Komma's gebruik je bij:
- Opsommingen (zonder deelpunten): Ik heb vijf katten, drie konijnen en een hond. (Let op! Een komma staat nooit voor het woord "en")
- Aanhef: Beste Thijs, het zetten van komma's is erg belangrijk. (Dit is vooral handig bij berichten)
- Decimale getallen: 's Winters in het gemiddeld 3,5°C. 99,5% van de bevolking is christelijk.
- Bepaalde voegwoorden, zoals "omdat", "want", "hoewel", etc: Siberië heeft een koud klimaat, omdat het dicht bij de Noordpool ligt.
- Let op! Bij de voegwoorden "en" en "dat" gebruik je (meestal) geen komma.
- Meerdere bijvoeglijke naamwoorden: Een grote, groene, Amerikaanse auto.
- Twee persoonsvormen in dezelfde zin: Als je hier de hoek om gaat, kom je bij de bushalte.
Uitroepteken (!)
Het uitroepteken gebruik je om de aandacht van de lezer te vestigen op iets dat afwijkt of bijzonder is.
Het uitroepteken gebruik je aan het einde van een zin in plaats van een punt.
Let op! Gebruik niet te veel uitroeptekens. Eén of twee uitroeptekens per artikel is genoeg. Zet ook niet meer dan één uitroepteken achter elkaar (dus geen "!!!" maar "!").
Vraagteken (?)
Het vraagteken gebruik je aan het einde van een vraag. Op deze manier wordt het voor de lezer duidelijk dat het een vraag is.
In artikelen kun je vragen stellen als je ze daarna beantwoord. Bijvoorbeeld:
- Je kan ieder kopje als vraag behandelen.
- Je kan een vraag gebruiken als overgang naar het volgende kopje.

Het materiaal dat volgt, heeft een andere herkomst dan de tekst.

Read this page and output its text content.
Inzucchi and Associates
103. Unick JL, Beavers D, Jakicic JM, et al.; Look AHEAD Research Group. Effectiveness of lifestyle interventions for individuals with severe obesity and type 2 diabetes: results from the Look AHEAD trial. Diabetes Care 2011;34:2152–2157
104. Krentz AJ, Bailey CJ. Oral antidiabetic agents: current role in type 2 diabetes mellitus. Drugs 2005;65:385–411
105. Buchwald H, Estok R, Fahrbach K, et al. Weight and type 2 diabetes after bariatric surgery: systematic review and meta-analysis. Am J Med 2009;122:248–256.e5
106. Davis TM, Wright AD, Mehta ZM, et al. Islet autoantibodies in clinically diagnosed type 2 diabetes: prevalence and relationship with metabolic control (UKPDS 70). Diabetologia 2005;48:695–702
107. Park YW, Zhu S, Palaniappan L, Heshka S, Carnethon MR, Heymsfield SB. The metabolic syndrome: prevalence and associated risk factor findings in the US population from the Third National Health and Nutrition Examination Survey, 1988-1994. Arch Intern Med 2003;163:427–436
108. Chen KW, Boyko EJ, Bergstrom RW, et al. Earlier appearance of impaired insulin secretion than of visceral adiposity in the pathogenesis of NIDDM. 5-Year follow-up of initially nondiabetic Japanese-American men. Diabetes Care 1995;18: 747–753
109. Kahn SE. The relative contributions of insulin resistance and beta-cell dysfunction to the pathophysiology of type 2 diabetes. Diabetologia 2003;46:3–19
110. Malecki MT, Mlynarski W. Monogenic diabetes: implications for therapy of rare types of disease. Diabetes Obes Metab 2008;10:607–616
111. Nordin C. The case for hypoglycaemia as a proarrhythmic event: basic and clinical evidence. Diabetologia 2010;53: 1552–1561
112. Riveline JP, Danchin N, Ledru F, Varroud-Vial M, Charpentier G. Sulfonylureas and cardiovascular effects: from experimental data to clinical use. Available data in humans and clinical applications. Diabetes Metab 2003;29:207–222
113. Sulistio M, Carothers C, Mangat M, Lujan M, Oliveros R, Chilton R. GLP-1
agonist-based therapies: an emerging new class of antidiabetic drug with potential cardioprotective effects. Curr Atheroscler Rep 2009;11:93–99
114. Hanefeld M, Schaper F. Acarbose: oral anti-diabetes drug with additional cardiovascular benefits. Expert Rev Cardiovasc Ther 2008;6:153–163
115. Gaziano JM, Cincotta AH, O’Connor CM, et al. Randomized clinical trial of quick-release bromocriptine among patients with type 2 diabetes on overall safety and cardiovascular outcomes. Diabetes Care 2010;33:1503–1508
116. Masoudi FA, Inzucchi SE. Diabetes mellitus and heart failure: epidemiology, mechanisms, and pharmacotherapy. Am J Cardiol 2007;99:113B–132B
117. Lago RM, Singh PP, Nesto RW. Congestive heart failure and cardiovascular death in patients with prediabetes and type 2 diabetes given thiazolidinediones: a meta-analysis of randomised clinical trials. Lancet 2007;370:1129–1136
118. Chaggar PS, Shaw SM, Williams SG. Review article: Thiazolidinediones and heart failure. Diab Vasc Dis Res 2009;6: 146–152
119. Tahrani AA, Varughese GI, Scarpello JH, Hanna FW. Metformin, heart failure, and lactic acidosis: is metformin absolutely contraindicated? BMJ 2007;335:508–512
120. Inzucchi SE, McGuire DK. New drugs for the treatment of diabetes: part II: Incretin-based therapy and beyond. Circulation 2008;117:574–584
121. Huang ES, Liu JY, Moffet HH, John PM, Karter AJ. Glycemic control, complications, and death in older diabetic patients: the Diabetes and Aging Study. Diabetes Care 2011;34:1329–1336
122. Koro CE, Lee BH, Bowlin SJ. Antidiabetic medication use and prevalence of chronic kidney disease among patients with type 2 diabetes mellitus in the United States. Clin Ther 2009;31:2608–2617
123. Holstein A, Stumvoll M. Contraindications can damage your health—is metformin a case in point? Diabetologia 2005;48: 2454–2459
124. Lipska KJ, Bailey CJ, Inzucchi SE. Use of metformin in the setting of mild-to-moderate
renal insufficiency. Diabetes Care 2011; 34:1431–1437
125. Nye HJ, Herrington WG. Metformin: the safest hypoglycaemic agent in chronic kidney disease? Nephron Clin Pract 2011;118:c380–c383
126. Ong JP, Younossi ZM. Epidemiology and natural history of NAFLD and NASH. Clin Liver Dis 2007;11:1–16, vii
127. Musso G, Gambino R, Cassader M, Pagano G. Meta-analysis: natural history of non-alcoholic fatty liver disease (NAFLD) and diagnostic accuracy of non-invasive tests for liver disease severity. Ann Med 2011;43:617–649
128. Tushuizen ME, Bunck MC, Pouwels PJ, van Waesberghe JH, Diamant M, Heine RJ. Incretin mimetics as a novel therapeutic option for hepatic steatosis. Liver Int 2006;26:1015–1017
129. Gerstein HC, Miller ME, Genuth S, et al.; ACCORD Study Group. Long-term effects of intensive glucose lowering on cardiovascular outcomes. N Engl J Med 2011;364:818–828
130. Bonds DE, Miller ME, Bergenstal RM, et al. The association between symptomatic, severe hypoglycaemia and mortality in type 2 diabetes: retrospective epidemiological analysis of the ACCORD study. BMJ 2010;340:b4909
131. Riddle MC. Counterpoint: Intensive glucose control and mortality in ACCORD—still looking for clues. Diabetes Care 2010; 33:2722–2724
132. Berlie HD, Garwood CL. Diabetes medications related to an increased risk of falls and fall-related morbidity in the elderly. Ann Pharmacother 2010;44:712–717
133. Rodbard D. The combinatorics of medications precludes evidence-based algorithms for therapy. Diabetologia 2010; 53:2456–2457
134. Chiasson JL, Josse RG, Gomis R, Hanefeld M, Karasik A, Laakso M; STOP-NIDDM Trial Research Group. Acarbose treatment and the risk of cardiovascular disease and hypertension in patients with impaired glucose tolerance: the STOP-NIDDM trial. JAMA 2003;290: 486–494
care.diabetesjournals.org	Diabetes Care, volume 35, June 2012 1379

Natuurlijk is dit niet verplicht!
Let op! Gebruik niet te veel vraagtekens. Eén of twee vraagtekens per artikel is genoeg. Zet ook niet meer dan één vraagteken achter elkaar (dus geen "???" maar "?").
Procentteken (%)
Het procentteken gebruik je na procenten. Dit gebruik je om duidelijk te maken dat het om een percentage gaat.
Bijvoorbeeld: In Amerikaans-Samoa is 99% van de bevolking christelijk.
Haakjes ()
De haakjes gebruik je in een zin om een woord of paar woorden toe te voegen. Op deze manier wordt het duidelijk wat je bedoeld en klopt de zin nog steeds.
Bijvoorbeeld: De Eerste Kamer vergadert altijd op dinsdag (behalve met Prinsjesdag).
Let op! Zorg dat je niet te veel informatie zetten tussen haakjes. Dat kan juist weer onduidelijk zijn voor de lezer.
Dubbelpunt (:)
De dubbelpunt gebruik je wanneer je een opsomming wilt aangeven.
Daarnaast gebruik je het nog wanneer je citaten wil weergeven.